01. Juni 2016
Kreis Viersen
Britische Teerkolonnen sind am Niederrhein aktiv. Davor warnen die Ordnungsämter des Kreises Viersen und der Stadt Viersen. „Die britischen Arbeiter bieten Asphaltarbeiten zu Sonderkonditionen an“, sagt Hans-Georg Strompen, Leiter des Amts für Ordnung und Straßenverkehr des Kreises Viersen.

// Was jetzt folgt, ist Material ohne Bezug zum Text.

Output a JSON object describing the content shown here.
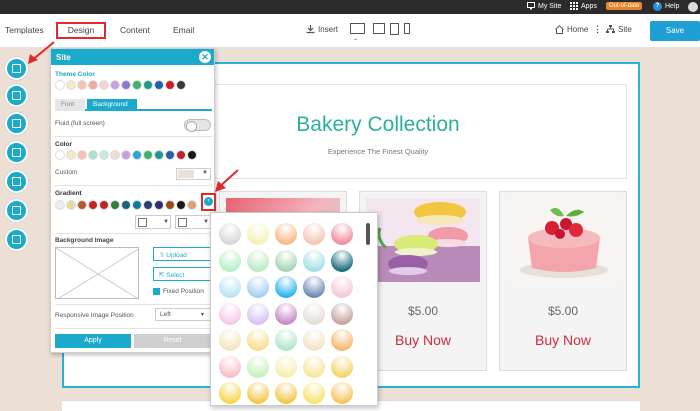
{
  "topbar": {
    "my_site": "My Site",
    "apps": "Apps",
    "badge": "Out-of-date",
    "help": "Help"
  },
  "nav": {
    "templates": "Templates",
    "design": "Design",
    "content": "Content",
    "email": "Email",
    "insert": "Insert",
    "home": "Home",
    "site": "Site",
    "save": "Save"
  },
  "hero": {
    "title": "Bakery Collection",
    "subtitle": "Experience The Finest Quality"
  },
  "products": [
    {
      "price": "$5.00",
      "buy": "Buy Now"
    },
    {
      "price": "$5.00",
      "buy": "Buy Now"
    }
  ],
  "panel": {
    "title": "Site",
    "close": "✕",
    "theme_color_label": "Theme Color",
    "theme_colors": [
      "#ffffff",
      "#f4e9c6",
      "#f7c1b2",
      "#f2a6a6",
      "#f4d3d3",
      "#c6a1e0",
      "#8e75d6",
      "#3fb26c",
      "#1c9b8c",
      "#2260a8",
      "#c81d2c",
      "#3a3a3a"
    ],
    "tab_font": "Font",
    "tab_background": "Background",
    "fluid_label": "Fluid (full screen)",
    "color_label": "Color",
    "colors": [
      "#ffffff",
      "#f4e9c6",
      "#f7c1b2",
      "#a7e3c5",
      "#c8e9e2",
      "#ecdfd5",
      "#c6a1e0",
      "#2da6d8",
      "#3fb26c",
      "#1c9b8c",
      "#2260a8",
      "#c81d2c",
      "#1a1a1a"
    ],
    "custom_label": "Custom",
    "gradient_label": "Gradient",
    "gradients": [
      "#ececec",
      "#e9d8a2",
      "#b65b2b",
      "#c8251e",
      "#b7281f",
      "#2f7f35",
      "#1f5f7b",
      "#0f7a97",
      "#2c3f75",
      "#332d6e",
      "#9a4c1b",
      "#1a1a1a",
      "#e1a06b"
    ],
    "gradient_more": "›",
    "bg_image_label": "Background Image",
    "upload": "Upload",
    "select": "Select",
    "fixed_position": "Fixed Position",
    "responsive_label": "Responsive Image Position",
    "responsive_value": "Left",
    "apply": "Apply",
    "reset": "Reset"
  },
  "gradient_popup": {
    "swatches": [
      "#d7d7d7",
      "#f6f1b7",
      "#f7b987",
      "#f5c6b3",
      "#f18d9c",
      "#b9eec7",
      "#bde9c5",
      "#a7d4b8",
      "#a4e0e1",
      "#1c6f7d",
      "#b9e4f5",
      "#a7cef3",
      "#2ab5f0",
      "#6f89b5",
      "#f5c9d8",
      "#f6c9e6",
      "#d8c3f2",
      "#c78bc4",
      "#e6dcd8",
      "#c6a3a3",
      "#f1e6c1",
      "#f7dd8c",
      "#b3e6c9",
      "#f1e4c7",
      "#f6b86e",
      "#f6bfc6",
      "#c6f1ba",
      "#f3f0ad",
      "#f5e59a",
      "#f1d66a",
      "#f6d64e",
      "#f3c94c",
      "#f2c84d",
      "#f6e26e",
      "#f7c55e"
    ]
  }
}
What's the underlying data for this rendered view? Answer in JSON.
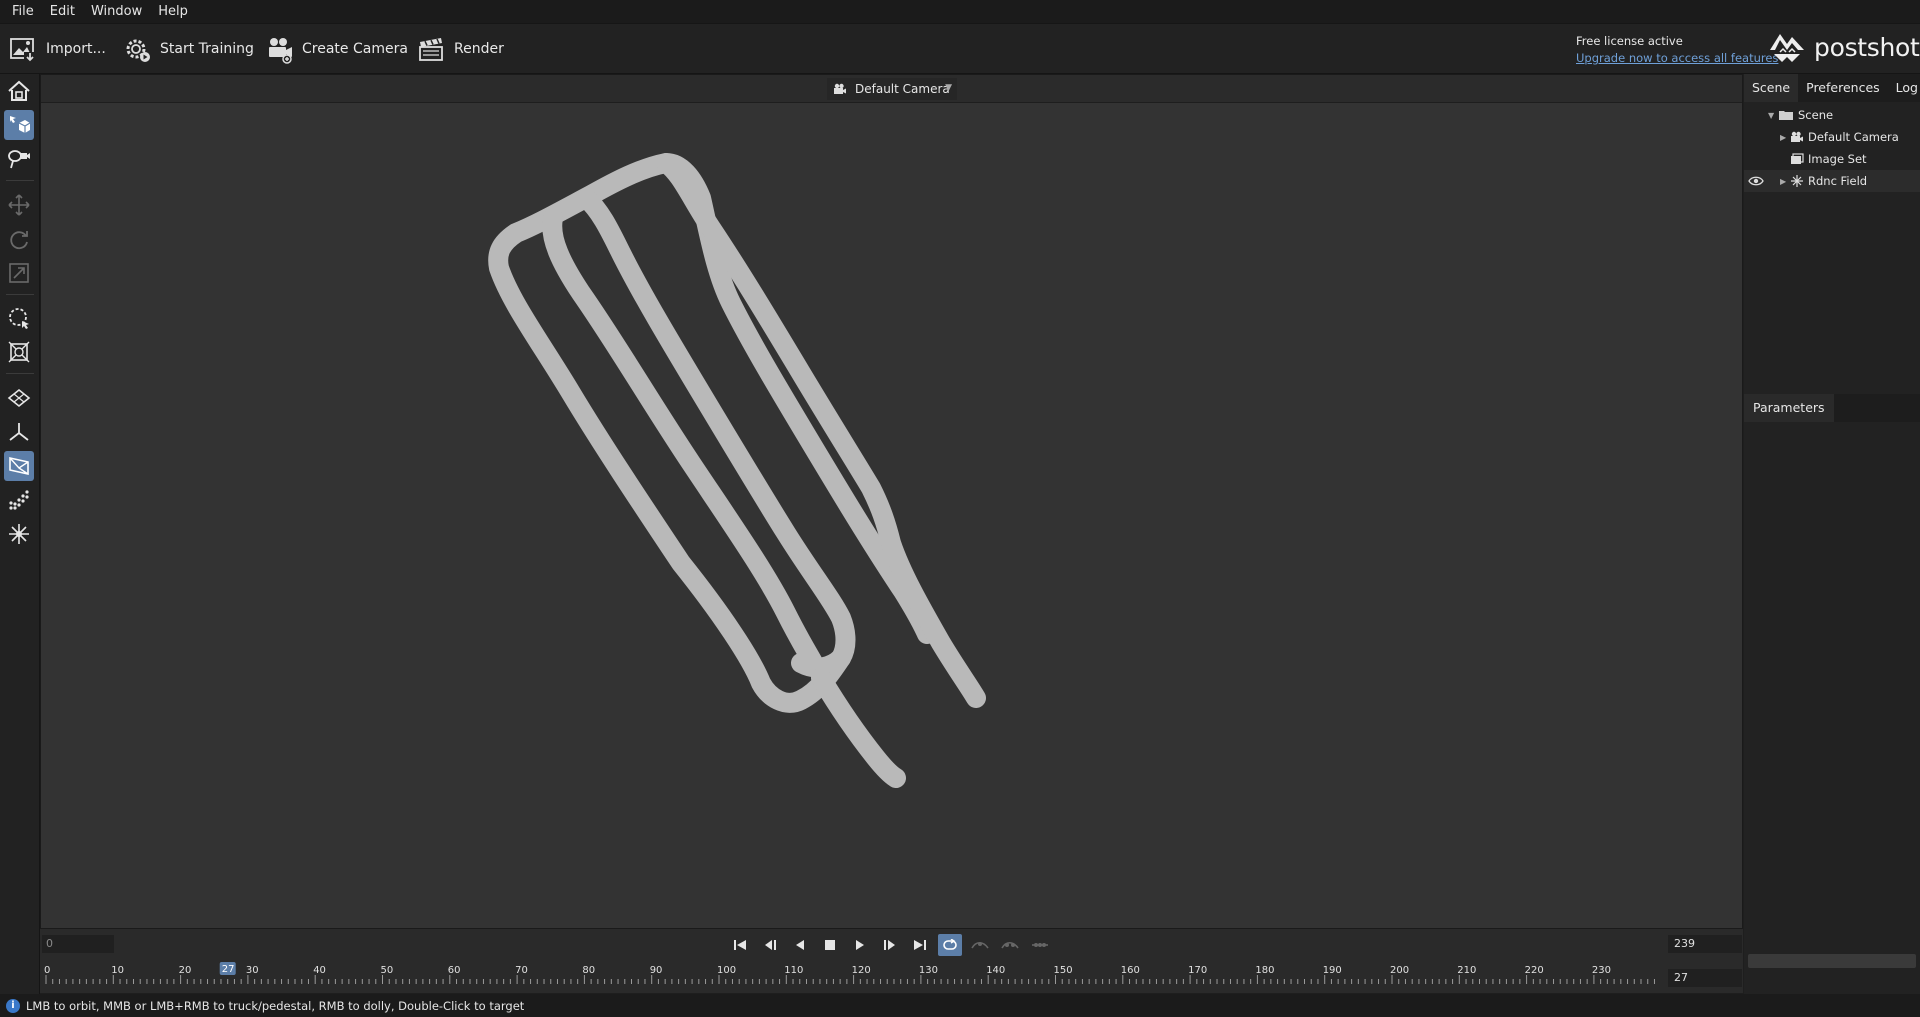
{
  "menu": [
    "File",
    "Edit",
    "Window",
    "Help"
  ],
  "toolbar": {
    "import": "Import...",
    "start_training": "Start Training",
    "create_camera": "Create Camera",
    "render": "Render"
  },
  "license": {
    "status": "Free license active",
    "upgrade_link": "Upgrade now to access all features"
  },
  "brand": "postshot",
  "viewport": {
    "camera_select": "Default Camera"
  },
  "timeline": {
    "start_frame": "0",
    "end_frame": "239",
    "current_frame": "27",
    "loop_enabled": true,
    "ticks": [
      "0",
      "10",
      "20",
      "30",
      "40",
      "50",
      "60",
      "70",
      "80",
      "90",
      "100",
      "110",
      "120",
      "130",
      "140",
      "150",
      "160",
      "170",
      "180",
      "190",
      "200",
      "210",
      "220",
      "230"
    ]
  },
  "right_panel": {
    "tabs": [
      "Scene",
      "Preferences",
      "Log"
    ],
    "tree": [
      {
        "label": "Scene",
        "expanded": true
      },
      {
        "label": "Default Camera",
        "expanded": false
      },
      {
        "label": "Image Set"
      },
      {
        "label": "Rdnc Field",
        "expanded": false
      }
    ],
    "parameters_tab": "Parameters"
  },
  "status": {
    "hint": "LMB to orbit, MMB or LMB+RMB to truck/pedestal, RMB to dolly, Double-Click to target"
  },
  "colors": {
    "accent": "#5c7ea8",
    "viewport_bg": "#333333",
    "point_cloud": "#b9b9b9",
    "link": "#6fa0d8"
  }
}
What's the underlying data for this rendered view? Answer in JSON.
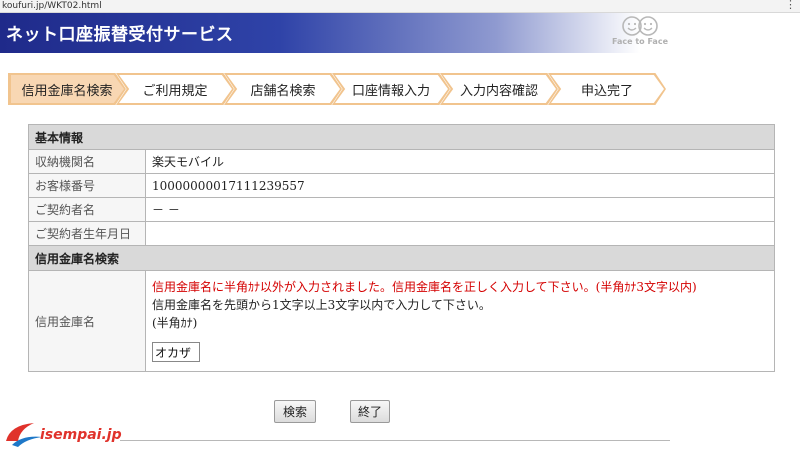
{
  "browser": {
    "url": "koufuri.jp/WKT02.html",
    "menu_icon": "more-vertical-icon"
  },
  "header": {
    "title": "ネット口座振替受付サービス",
    "logo_text": "Face to Face"
  },
  "steps": [
    {
      "label": "信用金庫名検索",
      "active": true
    },
    {
      "label": "ご利用規定",
      "active": false
    },
    {
      "label": "店舗名検索",
      "active": false
    },
    {
      "label": "口座情報入力",
      "active": false
    },
    {
      "label": "入力内容確認",
      "active": false
    },
    {
      "label": "申込完了",
      "active": false
    }
  ],
  "basic_info": {
    "heading": "基本情報",
    "rows": [
      {
        "label": "収納機関名",
        "value": "楽天モバイル"
      },
      {
        "label": "お客様番号",
        "value": "10000000017111239557"
      },
      {
        "label": "ご契約者名",
        "value": "－ －"
      },
      {
        "label": "ご契約者生年月日",
        "value": ""
      }
    ]
  },
  "search": {
    "heading": "信用金庫名検索",
    "label": "信用金庫名",
    "error": "信用金庫名に半角ｶﾅ以外が入力されました。信用金庫名を正しく入力して下さい。(半角ｶﾅ3文字以内)",
    "help": "信用金庫名を先頭から1文字以上3文字以内で入力して下さい。",
    "note": "(半角ｶﾅ)",
    "input_value": "オカザ"
  },
  "buttons": {
    "search": "検索",
    "end": "終了"
  },
  "watermark": "isempai.jp",
  "colors": {
    "header_dark": "#1f2a8a",
    "step_border": "#f1c48e",
    "step_active": "#f8d7b3",
    "error": "#d40000",
    "section_bg": "#d9d9d9"
  }
}
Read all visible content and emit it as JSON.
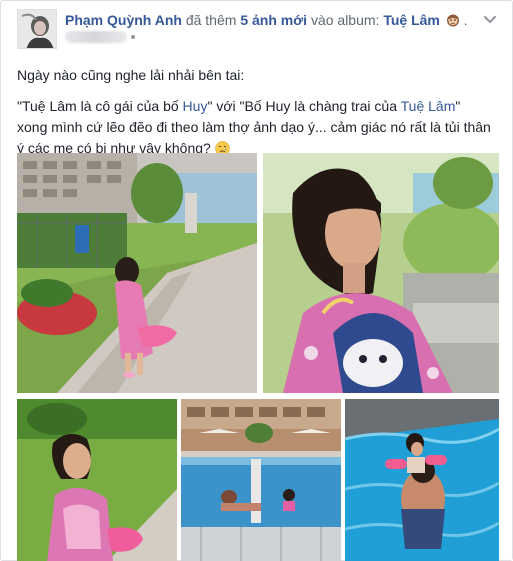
{
  "post": {
    "author": "Phạm Quỳnh Anh",
    "action_prefix": "đã thêm",
    "added_count": "5 ảnh mới",
    "action_suffix": "vào album:",
    "album": "Tuệ Lâm",
    "album_emoji_icon": "monkey-emoji-icon",
    "menu_icon": "chevron-down-icon",
    "privacy_dot": "·"
  },
  "body": {
    "line1": "Ngày nào cũng nghe lải nhải bên tai:",
    "q_open": "\"Tuệ Lâm là cô gái của bố ",
    "tag_huy": "Huy",
    "q_mid": "\" với \"Bố Huy là chàng trai của ",
    "tag_tue_lam": "Tuệ Lâm",
    "q_close": "\"",
    "line3": "xong mình cứ lẽo đẽo đi theo làm thợ ảnh dạo ý... cảm giác nó rất là tủi thân",
    "line4": "ý các mẹ có bị như vậy không?",
    "emoji_icon": "crying-face-emoji-icon"
  },
  "photos": [
    {
      "name": "photo-girl-walking-path",
      "alt": "Girl in pink towel walking on path"
    },
    {
      "name": "photo-girl-closeup-pool",
      "alt": "Girl with towel near pool"
    },
    {
      "name": "photo-girl-grass",
      "alt": "Girl on grass"
    },
    {
      "name": "photo-pool-overview",
      "alt": "Pool with building"
    },
    {
      "name": "photo-swimming-father",
      "alt": "Girl with father in pool"
    }
  ],
  "colors": {
    "link": "#365899",
    "text": "#1d2129",
    "muted": "#616770",
    "border": "#dddfe2"
  }
}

Die Masche: Die Schwarzarbeiter sprechen gezielt Landwirte, Gewerbetreibende und Hausbesitzer mit unbefestigten oder zu erneuernden Einfahrten an und bieten ihre Arbeit zu äußerst günstigen Preisen an. Sie verweisen auf Asphalt, der bei Straßenarbeiten übrig geblieben sei, und zeigen Fotos angeblicher Referenzobjekte. „Die Gruppen bieten an, die Arbeiten ohne Rechnung und Mehrwertsteuer für einen Festbetrag zu erledigen“, ergänzt Thomas Ricker, Leiter des Fachbereichs Ordnung und Sicherheit bei der Stadt Viersen.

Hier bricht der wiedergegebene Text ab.